Experience the Ferguson shooting from the witnesses’ perspectives

A new experimental project by Fusion, in conjunction with Empathetic Media and the Reynolds Journalism Institute, showcases the potential of using virtual reality and game development tools as an apparatus for reporting real-world events.

It’s called Ferguson VR, and it allows you to explore the eight eyewitness testimonies used in the case of Michael Brown’s shooting by police officer Darren Wilson in Ferguson, MO back in August this year. You don’t need a virtual reality headset to experience it, but it is designed for use with one, as well as a mobile phone.

“see how this single incident has given rise to such a wide range of perspectives” 

When you start, you enter a reconstructed scene of the Canfield Green apartment complex in a first-person perspective. Guidance arrows lead you to beacons that each represents one of the eight eyewitnesses of the shooting; they’re located in the same spot the witnesses were at the time.

When reached, the beacon gives you a series of graphic representations of the eyewitness’s story that you can flick through, panel by panel. As is the case in the real eyewitness stories, these recounts of the events contradict each other on a number of details. “The aim of this piece is to compare and contrast the eyewitness reports—and allow you to see how this single incident has given rise to such a wide range of perspectives,” Fusion writes.

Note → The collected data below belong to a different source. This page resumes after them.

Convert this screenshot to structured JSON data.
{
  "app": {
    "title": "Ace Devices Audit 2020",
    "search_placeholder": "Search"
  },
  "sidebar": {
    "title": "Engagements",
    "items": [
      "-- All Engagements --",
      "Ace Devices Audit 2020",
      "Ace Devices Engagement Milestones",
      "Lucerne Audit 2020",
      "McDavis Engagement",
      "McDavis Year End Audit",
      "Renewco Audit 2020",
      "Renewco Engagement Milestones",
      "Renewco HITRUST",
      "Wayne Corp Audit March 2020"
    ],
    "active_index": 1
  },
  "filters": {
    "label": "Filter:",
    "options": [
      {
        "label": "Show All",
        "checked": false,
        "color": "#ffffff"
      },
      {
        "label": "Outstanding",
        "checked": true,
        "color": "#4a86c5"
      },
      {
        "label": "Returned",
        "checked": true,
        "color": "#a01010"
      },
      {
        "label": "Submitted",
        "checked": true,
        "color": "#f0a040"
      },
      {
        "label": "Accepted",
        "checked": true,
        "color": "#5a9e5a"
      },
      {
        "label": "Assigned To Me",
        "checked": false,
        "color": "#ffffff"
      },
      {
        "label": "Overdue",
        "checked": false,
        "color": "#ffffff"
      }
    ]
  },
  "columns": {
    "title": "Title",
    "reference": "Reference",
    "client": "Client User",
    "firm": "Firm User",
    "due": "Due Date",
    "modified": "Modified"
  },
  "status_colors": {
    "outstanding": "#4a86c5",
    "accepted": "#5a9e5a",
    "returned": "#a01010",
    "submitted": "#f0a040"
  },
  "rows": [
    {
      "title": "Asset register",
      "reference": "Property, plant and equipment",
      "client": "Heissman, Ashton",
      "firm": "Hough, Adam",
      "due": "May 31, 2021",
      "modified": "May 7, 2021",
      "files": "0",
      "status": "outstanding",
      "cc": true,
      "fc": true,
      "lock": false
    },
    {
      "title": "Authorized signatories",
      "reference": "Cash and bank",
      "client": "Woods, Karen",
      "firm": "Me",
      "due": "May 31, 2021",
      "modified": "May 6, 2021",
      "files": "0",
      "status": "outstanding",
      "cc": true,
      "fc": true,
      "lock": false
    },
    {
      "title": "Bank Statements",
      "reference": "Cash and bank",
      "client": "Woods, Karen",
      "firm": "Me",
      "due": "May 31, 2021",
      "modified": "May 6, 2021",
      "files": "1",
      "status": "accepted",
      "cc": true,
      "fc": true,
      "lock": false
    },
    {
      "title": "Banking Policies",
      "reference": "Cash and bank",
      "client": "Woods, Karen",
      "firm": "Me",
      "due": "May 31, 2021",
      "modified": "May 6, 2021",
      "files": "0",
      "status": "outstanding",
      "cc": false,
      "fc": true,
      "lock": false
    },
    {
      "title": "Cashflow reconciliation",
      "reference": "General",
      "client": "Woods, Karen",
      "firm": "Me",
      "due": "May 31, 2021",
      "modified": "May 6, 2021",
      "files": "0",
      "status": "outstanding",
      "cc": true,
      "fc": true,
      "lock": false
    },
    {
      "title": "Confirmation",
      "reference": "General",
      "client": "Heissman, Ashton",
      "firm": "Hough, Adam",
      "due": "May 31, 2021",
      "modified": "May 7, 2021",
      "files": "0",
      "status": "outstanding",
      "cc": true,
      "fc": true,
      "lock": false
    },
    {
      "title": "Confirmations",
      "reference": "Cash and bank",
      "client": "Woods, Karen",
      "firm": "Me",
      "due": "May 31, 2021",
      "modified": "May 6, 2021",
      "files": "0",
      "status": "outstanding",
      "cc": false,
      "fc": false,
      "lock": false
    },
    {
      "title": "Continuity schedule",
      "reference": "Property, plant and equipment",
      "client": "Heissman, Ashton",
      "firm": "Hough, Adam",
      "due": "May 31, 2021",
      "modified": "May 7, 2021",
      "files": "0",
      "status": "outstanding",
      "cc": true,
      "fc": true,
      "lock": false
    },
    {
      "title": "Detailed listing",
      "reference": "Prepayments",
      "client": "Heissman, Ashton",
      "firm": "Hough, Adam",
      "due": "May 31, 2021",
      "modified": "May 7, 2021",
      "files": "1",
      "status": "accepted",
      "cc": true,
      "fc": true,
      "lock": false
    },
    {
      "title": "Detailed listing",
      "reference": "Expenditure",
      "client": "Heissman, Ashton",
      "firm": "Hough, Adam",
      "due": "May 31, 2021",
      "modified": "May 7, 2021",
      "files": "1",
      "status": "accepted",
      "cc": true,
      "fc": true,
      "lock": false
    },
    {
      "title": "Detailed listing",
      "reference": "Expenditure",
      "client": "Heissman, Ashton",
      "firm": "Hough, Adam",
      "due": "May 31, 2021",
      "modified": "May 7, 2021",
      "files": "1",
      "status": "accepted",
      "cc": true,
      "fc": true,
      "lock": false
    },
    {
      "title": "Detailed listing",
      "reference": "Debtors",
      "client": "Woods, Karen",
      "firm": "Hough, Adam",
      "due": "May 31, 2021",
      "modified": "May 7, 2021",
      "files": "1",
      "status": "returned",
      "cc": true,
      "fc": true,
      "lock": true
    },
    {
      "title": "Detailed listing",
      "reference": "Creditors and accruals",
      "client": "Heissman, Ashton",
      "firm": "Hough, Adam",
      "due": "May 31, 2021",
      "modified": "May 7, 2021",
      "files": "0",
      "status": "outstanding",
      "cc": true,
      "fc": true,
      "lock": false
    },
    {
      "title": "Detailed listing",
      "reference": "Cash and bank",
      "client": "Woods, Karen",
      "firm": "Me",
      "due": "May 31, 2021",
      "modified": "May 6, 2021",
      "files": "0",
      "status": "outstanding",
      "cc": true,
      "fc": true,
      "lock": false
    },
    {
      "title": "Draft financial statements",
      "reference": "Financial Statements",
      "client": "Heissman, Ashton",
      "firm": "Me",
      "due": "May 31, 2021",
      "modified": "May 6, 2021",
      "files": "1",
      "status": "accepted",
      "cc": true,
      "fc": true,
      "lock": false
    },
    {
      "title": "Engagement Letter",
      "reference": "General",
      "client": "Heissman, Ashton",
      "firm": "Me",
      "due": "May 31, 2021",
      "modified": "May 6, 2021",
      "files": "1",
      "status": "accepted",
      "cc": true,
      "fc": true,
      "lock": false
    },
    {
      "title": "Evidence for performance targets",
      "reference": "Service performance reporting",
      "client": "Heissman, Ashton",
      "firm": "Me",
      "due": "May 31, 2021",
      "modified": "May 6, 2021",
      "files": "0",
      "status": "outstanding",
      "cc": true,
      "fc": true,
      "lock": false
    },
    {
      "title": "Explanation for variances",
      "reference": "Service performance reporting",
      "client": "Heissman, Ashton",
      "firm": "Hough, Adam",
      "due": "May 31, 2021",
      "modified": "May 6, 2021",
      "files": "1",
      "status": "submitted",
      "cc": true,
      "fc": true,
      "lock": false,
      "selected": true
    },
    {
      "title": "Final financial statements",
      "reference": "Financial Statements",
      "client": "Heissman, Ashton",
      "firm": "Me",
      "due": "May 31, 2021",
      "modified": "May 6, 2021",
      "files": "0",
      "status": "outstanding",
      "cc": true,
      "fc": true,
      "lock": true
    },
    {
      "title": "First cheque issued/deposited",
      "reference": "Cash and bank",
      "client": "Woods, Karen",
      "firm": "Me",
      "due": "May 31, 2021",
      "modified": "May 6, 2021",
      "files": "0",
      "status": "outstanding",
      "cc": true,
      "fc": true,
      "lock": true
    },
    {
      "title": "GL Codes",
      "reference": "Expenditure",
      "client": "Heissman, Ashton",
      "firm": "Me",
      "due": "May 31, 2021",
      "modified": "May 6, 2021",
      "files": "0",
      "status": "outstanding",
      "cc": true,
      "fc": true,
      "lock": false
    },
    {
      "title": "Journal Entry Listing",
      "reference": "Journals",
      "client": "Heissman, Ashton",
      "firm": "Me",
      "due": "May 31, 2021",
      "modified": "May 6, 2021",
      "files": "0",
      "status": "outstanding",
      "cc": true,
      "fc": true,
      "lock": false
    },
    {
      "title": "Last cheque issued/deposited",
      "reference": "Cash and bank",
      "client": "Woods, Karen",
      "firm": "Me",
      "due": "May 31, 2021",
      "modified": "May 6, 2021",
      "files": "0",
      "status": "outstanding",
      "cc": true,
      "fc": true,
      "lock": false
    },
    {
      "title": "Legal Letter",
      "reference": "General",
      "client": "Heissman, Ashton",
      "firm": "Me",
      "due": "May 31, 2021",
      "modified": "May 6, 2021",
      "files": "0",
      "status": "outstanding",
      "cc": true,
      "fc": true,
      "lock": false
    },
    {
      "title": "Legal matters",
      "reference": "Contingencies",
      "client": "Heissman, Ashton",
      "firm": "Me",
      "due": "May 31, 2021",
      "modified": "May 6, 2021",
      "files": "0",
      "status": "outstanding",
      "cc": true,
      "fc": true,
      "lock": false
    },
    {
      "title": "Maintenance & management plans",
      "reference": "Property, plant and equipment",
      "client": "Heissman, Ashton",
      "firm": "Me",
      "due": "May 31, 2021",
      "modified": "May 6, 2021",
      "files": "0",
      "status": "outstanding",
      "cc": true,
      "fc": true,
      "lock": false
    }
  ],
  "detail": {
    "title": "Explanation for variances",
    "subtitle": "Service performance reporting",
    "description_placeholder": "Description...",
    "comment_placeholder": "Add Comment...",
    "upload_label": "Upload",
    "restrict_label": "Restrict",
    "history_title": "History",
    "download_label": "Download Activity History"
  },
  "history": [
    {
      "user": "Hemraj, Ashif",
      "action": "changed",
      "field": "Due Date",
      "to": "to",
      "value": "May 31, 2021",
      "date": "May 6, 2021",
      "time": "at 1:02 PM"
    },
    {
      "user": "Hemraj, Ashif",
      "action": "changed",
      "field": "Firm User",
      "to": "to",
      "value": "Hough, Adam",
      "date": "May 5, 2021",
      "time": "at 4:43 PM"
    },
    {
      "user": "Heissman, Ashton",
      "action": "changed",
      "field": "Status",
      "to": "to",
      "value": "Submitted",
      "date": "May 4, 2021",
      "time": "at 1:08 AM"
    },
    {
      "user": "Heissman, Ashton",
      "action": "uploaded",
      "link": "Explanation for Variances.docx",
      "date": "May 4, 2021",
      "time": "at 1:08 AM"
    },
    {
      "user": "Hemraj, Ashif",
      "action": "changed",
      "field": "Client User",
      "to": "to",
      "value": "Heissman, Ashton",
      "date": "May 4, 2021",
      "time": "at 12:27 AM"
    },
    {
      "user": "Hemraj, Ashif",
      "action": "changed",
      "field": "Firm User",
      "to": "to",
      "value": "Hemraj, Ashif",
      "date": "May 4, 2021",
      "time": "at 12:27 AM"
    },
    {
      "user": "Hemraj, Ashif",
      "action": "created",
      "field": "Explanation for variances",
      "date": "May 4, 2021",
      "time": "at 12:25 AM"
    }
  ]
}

It’s primitive, but perhaps Ferguson VR is paving the way towards news reports being delivered with virtual reality in the future. And, if you really want to get wild, perhaps we could see more advanced takes on this idea being used in courtrooms for the jury to make better sense of a case. Stick with me.

there’s a tangibility in using virtual reality and street level virtual mapping 

Right now, courtrooms are steadily shifting towards using tablets to convey information to jurors, rather than relying on dozens of paper print-outs of maps and interviews relevant to the litigation. Technology is converging all of those separate pieces of evidence into one. So perhaps it makes sense to go a step further, and actually recreate testimonies for jurors to experience themselves, rather than trying to picture them in their heads.

If you want more evidence to support the idea that new technology such as virtual reality could play a complementary role in news reporting, there is some. The South China Morning Post has used Google Maps to offer a tour of the major sites of the Umbrella Revolution in Hong Kong, which took place between September and December 2014.

There are several scenes for you to navigate, with each one containing pictures, videos, and text that explains how each site looked while it was occupied by the protestors. It gives you a chance to map out the size of the protests, to get a sense of geography that you cannot get when watching the events unfold on television.

While these projects don’t live up to actually being at these locations, there’s a tangibility in using virtual reality and street level virtual mapping that can’t be found in other media. Perhaps, in the future, we’ll see technology being used to help us understand real-world events better than the reports in newspapers and on TV manage. It seems possible, at least.